Nasce il progetto Axía

Comunicati StampaMilano,apr 21, 2009

Promosso da CRUI (Conferenza dei Rettori delle università Italiane) e da Nestlé, il progetto promuove un innovativo approccio alla ricerca universitaria, basato sul concetto di sistema e sulla volontà di restituire nuovo sapere alla collettività.

Da sempre, dall’Accademia Platonica ai più moderni Campus, il ruolo delle Università si identifica nella produzione e nella diffusione dei saperi con l’obiettivo di contribuire allo sviluppo sociale, economico e civile. Oggi però, rispetto al passato, al sistema accademico si chiede sempre più spesso un supporto concreto nel produrre innovazione, nel trasformare il sapere in opere, nel concretizzare le conoscenze per generare sviluppo in sinergia col mondo del lavoro.

Nasce sulla base di queste premesse il progetto Axía, promosso da CRUI (Conferenza dei Rettori delle Università Italiane) e dal Gruppo Nestlé in Italia che dà avvio ad una collaborazione del tutto innovativa tra attività di ricerca scientifica e mondo produttivo in chiave di responsabilità sociale.
Il nome dato al progetto non è casuale: Axía è il termine che in greco classico identifica il 'valore'.

Il progetto mira infatti a diffondere valore e sapere alla collettività fornendo una fotografia aggiornata e dettagliata delle nuove frontiere della ricerca in tre specifici ambiti: alimentazione, sviluppo sostenibile, multiculturalità. Un vero e proprio censimento iniziato un anno fa con uno studio di fattibilità voluto da Nestlé e CRUI, condotto dall’Università IULM di Milano e dalla Federico II di Napoli e presentato oggi alla stampa, con l’intento di restituire alla comunità un patrimonio di dati preziosi, da cui istituzioni e business community possano attingere per sostenere future iniziative di ricerca nei campi analizzati. Per la prima volta in Italia un’azienda supera i tradizionali canali di finanziamento alla ricerca per creare un legame fra il mondo dell’impresa e il sistema accademico. Con un investimento già allocato di oltre un milione di euro, Nestlé, infatti, non solo permette operatività a quattro progetti, fra quelli raccolti, coerenti con le priorità strategiche del Gruppo in area scientifica e di valore condiviso ma, attraverso una pubblicazione, divulga ad ampio raggio i risultati di questo corposo lavoro di mappatura rendendoli pubblici e accessibili a tutti.

“Conosciamo bene il valore delle ricerca come leva strategica per la competitività sui mercati: Nestlé investe ogni anno in Ricerca e Sviluppo più di ogni azienda alimentare al mondo. Con il progetto Axía, però, siamo convinti di aprire una nuova strada per il supporto alla ricerca universitaria del Paese. Cambia l’ottica di riferimento: a beneficiare dei risultati di una ricerca non sono più solo le aziende o gli enti sostenitori, ma l’intero sistema.” sottolinea Manuel Andrés, Capo Mercato del Gruppo Nestlé Italia. “In questo modo Nestlé avvia un percorso che mi auguro possa, in prossimo futuro, essere seguito anche da altre aziende desiderose di investire nella ricerca universitaria con l’intento di creare valore per l’uomo e per l’ambiente in cui esso vive.”

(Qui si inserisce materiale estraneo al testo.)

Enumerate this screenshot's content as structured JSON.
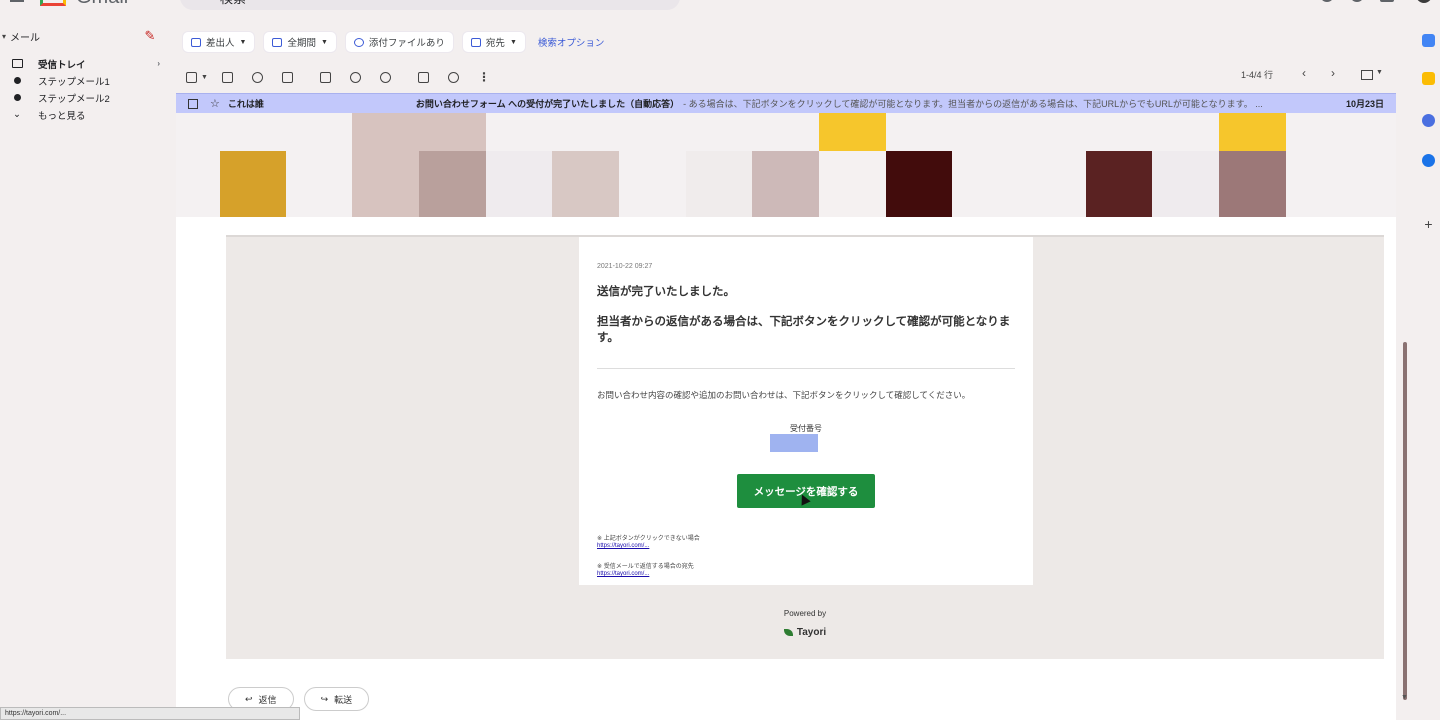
{
  "app": {
    "name": "Gmail",
    "search_query": "検索"
  },
  "nav": {
    "section_label": "メール",
    "items": [
      {
        "label": "受信トレイ",
        "icon": "inbox-icon",
        "active": true
      },
      {
        "label": "ステップメール1",
        "icon": "label-icon"
      },
      {
        "label": "ステップメール2",
        "icon": "label-icon"
      },
      {
        "label": "もっと見る",
        "icon": "chevron-down-icon"
      }
    ]
  },
  "filters": {
    "chips": [
      {
        "label": "差出人"
      },
      {
        "label": "全期間"
      },
      {
        "label": "添付ファイルあり"
      },
      {
        "label": "宛先"
      }
    ],
    "advanced_link": "検索オプション"
  },
  "toolbar": {
    "pager_text": "1-4/4 行"
  },
  "selected_mail": {
    "sender": "これは誰",
    "subject": "お問い合わせフォーム への受付が完了いたしました（自動応答）",
    "snippet": "- ある場合は、下記ボタンをクリックして確認が可能となります。担当者からの返信がある場合は、下記URLからでもURLが可能となります。 ...",
    "date": "10月23日"
  },
  "email_body": {
    "timestamp": "2021-10-22 09:27",
    "line1": "送信が完了いたしました。",
    "line2": "担当者からの返信がある場合は、下記ボタンをクリックして確認が可能となります。",
    "line3": "お問い合わせ内容の確認や追加のお問い合わせは、下記ボタンをクリックして確認してください。",
    "ticket_label": "受付番号",
    "cta_label": "メッセージを確認する",
    "note1": "※ 上記ボタンがクリックできない場合",
    "note2": "※ 受信メールで返信する場合の宛先",
    "powered_by": "Powered by",
    "brand": "Tayori"
  },
  "actions": {
    "reply": "返信",
    "forward": "転送"
  },
  "status_bar": {
    "url": "https://tayori.com/..."
  },
  "colors": {
    "row_highlight": "#c2c8fb",
    "cta": "#1e8e3e",
    "ticket_box": "#9fb3f0"
  }
}
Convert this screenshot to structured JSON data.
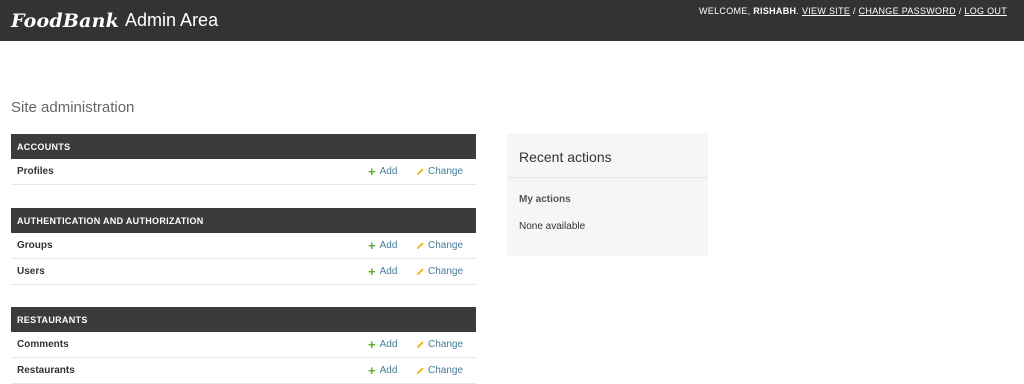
{
  "branding": {
    "script": "FoodBank",
    "rest": "Admin Area"
  },
  "user_tools": {
    "welcome": "WELCOME,",
    "user": "RISHABH",
    "view_site": "VIEW SITE",
    "change_password": "CHANGE PASSWORD",
    "log_out": "LOG OUT",
    "separator": "/"
  },
  "page_title": "Site administration",
  "modules": [
    {
      "caption": "ACCOUNTS",
      "rows": [
        {
          "name": "Profiles",
          "add": "Add",
          "change": "Change"
        }
      ]
    },
    {
      "caption": "AUTHENTICATION AND AUTHORIZATION",
      "rows": [
        {
          "name": "Groups",
          "add": "Add",
          "change": "Change"
        },
        {
          "name": "Users",
          "add": "Add",
          "change": "Change"
        }
      ]
    },
    {
      "caption": "RESTAURANTS",
      "rows": [
        {
          "name": "Comments",
          "add": "Add",
          "change": "Change"
        },
        {
          "name": "Restaurants",
          "add": "Add",
          "change": "Change"
        }
      ]
    }
  ],
  "recent_actions": {
    "title": "Recent actions",
    "subtitle": "My actions",
    "empty": "None available"
  },
  "colors": {
    "header_bg": "#333333",
    "caption_bg": "#3b3b3b",
    "add_icon": "#5ab12c",
    "change_icon": "#efb80b",
    "link": "#447e9b"
  }
}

Nei mesi scorsi il mondo accademico è stato chiamato all'appello per presentare progetti di ricerca riconducibili ad una delle tre aree evidenziate. Il riscontro è stato estremamente positivo, basti pensare che sono stati ben 31 gli Atenei italiani che hanno risposto alla chiamata (call for ideas) e circa 500 i docenti coinvolti. Complessivamente sono pervenuti 117 progetti di ricerca (71 di essi rientrano nell'ambito alimentazione, 23 in quello dello sviluppo sostenibile, 23 in quello della multiculturalità).

“D’altro canto, il fenomeno della fuga dei cervelli, in più occasioni additato fra i fattori maggiormente responsabili della perdita di competitività del nostro Paese, “derubato” delle sue menti più brillanti da parte di partner internazionali in grado di offrire a studenti e ricercatori condizioni di lavoro e carriere più allettanti, può essere letto con una prospettiva ribaltata. Il semplice fatto che laureati e scienziati italiani “in cerca di autore” vengano così rapidamente assorbiti all’estero rappresenta una prova tangibile del valore intrinseco dei nostri percorsi di formazione e di avviamento alla ricerca.” dichiara il professor Enrico Decleva, Presidente della CRUI.